Empower Mississippi
- Type: Nonprofit
- Purpose: School choice advocacy
- Location: Ridgeland, Mississippi;
- President: Grant Callen
- Website: empowerms.org

= Empower Mississippi =

Mississippi lobbying group

Empower Mississippi is a Mississippi lobbying group that supports private school voucher programs in the state. The group is a nonprofit 501(c)(4) political advocacy organization with an affiliated political action committee (Empower PAC) and 501(c)(3) arm (Empower Mississippi Foundation). Empower Mississippi has "successfully pushed a number of education reform policies through the Mississippi Legislature."

==Activities==
Empower Mississippi is an independent, nonprofit advocacy organization. The group has worked to expand educational options in the state. The group's first activity was to support the Equal Opportunity for Students with Special Needs Act in 2013, which provides vouchers of up to $6,500 for educational savings accounts for parents of students with disabilities. Empower Mississippi's PAC has spent money in Republican state legislative primaries, seeking to elect candidates the group views as more likely to pass legislation expanding opportunity for Mississippians.

Since 2015, the group has been an influential lobbying force in the state, donating hundreds of thousands of dollars to conservative state legislators. In 2015, Empower Mississippi's PAC supported challengers who unseated four Republican House incumbents in DeSoto County. Empower Mississippi targeted the incumbents, including Republican representatives Wanda Jennings and Pat Nelson, because they opposed school choice measures backed by Empower Mississippi. That year, Empower Mississippi's PAC spent approximately $300,000 on 18 state legislative primaries.
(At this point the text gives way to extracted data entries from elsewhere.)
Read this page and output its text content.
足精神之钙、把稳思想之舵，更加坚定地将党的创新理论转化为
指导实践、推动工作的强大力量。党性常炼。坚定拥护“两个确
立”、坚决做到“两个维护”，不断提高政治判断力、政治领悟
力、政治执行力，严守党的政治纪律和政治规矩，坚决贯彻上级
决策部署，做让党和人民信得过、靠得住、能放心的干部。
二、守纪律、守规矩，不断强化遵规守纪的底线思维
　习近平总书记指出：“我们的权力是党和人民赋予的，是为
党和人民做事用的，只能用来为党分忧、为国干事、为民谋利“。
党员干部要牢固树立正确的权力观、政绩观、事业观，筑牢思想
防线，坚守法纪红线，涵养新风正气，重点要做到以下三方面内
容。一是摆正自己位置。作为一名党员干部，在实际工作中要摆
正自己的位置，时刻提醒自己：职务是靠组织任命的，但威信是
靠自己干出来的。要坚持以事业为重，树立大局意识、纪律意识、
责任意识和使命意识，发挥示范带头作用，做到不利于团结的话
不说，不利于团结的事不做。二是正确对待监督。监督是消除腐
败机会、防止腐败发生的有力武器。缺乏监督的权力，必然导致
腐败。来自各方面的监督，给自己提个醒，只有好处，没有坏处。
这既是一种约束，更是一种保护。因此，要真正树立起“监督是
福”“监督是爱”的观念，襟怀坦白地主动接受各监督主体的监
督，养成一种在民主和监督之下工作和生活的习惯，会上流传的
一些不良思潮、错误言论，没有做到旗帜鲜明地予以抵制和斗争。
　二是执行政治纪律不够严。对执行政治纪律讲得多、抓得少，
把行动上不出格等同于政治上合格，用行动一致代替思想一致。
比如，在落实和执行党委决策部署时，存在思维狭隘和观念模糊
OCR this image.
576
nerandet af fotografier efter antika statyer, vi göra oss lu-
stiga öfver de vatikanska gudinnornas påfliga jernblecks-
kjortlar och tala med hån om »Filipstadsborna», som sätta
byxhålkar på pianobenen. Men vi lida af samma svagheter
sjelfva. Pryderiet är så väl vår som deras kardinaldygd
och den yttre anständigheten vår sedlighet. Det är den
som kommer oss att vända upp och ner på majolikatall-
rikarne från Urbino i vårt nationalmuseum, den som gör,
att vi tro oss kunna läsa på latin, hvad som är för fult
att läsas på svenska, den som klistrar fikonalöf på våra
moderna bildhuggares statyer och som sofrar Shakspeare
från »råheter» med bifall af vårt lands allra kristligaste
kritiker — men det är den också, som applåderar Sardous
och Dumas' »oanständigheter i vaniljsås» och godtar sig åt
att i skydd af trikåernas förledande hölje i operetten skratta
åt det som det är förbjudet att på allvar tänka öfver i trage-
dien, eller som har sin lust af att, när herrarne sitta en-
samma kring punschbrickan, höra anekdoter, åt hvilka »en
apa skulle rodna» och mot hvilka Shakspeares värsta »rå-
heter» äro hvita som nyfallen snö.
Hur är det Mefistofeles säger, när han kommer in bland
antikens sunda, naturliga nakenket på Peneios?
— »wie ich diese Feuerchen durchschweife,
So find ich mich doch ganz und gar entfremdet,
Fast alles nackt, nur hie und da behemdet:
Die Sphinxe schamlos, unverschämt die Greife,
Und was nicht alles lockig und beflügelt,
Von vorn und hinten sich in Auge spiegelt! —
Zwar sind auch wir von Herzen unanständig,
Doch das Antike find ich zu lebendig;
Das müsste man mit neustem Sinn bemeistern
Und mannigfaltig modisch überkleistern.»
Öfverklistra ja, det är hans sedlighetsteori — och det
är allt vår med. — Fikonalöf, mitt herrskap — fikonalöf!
From 2015 to 2019, Mississippi Lieutenant Governor Tate Reeves received $45,000 from the group; in 2019, Reeves supported a successful last-minute amendment to a state budget bill that appropriated $2 million for the state's Education Scholarship Account private school voucher program.

Empower Mississippi supported a 2019 ruling by the Supreme Court of Mississippi, which upheld the constitutionality of the 2013 Mississippi Charter Schools Act, which allows students who live in failing school districts to apply to attend a charter school.